- Promotional logo
- Genre: Crime
- Written by: Anuradha Tiwari
- Directed by: Rakesh Sarang
- Starring: See below
- Country of origin: India
- Original language: Hindi
- No. of seasons: 1
- No. of episodes: 48

Production
- Camera setup: Multi-camera
- Running time: Approx. 24 minutes
- Production company: Cinevistaas Limited

Original release
- Network: Sony Entertainment Television
- Release: 10 April 2004

= Saaksshi =

Saaksshi is an Indian crime television series based on the story of an undercover cop Saaksshi Singh in an anti-terrorist squad. The series premiered on Sony TV on 10 April 2004, and starring Mouli Ganguly.

==Cast==
- Mouli Ganguly as Saaksshi Singh
- Samir Soni as Shekhar Gupta
- Amit Sadh as Deepak
- Hrishikesh Pandey

==Plot==
Saaksshi is the story of an Indian middle-class girl who lives with her family of a brother, sister and her parents. Saaksshi's brother is an Army officer who has been missing since his last mission in Kashmir. Saaksshi's mother, deeply affected by his absence, has been awaiting his arrival. Saaksshi, a courageous activist, tries to bond her family in the best possible way.

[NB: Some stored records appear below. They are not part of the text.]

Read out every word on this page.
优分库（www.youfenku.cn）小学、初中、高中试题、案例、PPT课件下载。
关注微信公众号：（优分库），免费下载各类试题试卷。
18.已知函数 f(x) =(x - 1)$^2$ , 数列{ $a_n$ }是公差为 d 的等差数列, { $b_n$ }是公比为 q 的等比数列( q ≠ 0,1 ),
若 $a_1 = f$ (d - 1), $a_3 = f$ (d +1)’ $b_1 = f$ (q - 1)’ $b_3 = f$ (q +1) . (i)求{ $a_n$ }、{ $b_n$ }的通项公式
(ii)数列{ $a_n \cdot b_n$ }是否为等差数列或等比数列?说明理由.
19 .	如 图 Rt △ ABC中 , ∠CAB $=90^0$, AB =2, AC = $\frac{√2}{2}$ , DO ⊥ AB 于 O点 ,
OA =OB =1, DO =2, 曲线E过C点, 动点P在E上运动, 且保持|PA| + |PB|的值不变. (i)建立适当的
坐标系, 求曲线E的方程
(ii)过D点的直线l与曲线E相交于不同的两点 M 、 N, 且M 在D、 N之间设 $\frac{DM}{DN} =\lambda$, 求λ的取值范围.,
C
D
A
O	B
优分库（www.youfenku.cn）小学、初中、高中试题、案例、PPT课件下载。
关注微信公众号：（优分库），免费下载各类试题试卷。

A chance encounter with a terrorist and an anti terrorism squad changes Saaksshi's life. ASTRA - the anti terrorism squad headed by Shekhar (Sameer Soni) asks Saaksshi to join their mission as they feel she can make a difference to society. Saaksshi initially rejects the offer but later accepts and chooses to keep this a secret from her family. Saaksshi starts work and is part of several cases related to terrorism, putting her own life in danger.

Saaksshi is surprised to learn that her own boss Shekhar is actually a spy and an informer looking for a data CD to sell information to other spies. Saaksshi is wounded while trying to stop him and is framed and declared a spy herself. After a heated chase, Saaksshi manages to expose Shekhar and kills him. After the incident, Saaksshi quits ASTRA. Saaksshi now plans for a normal family life. When she is about to marry, Saaksshi's fiancée is killed on the wedding day and Saaksshi is framed once again. The murder is executed by Shekhar's brother (Deepraj Rana) who has arrived to take revenge. Saaksshi manages to find out about him and breaks out from jail to settle scores.

The show abruptly ended when Saaksshi is shown to have been killed by Shekhar's brother when the truck she is travelling crashes.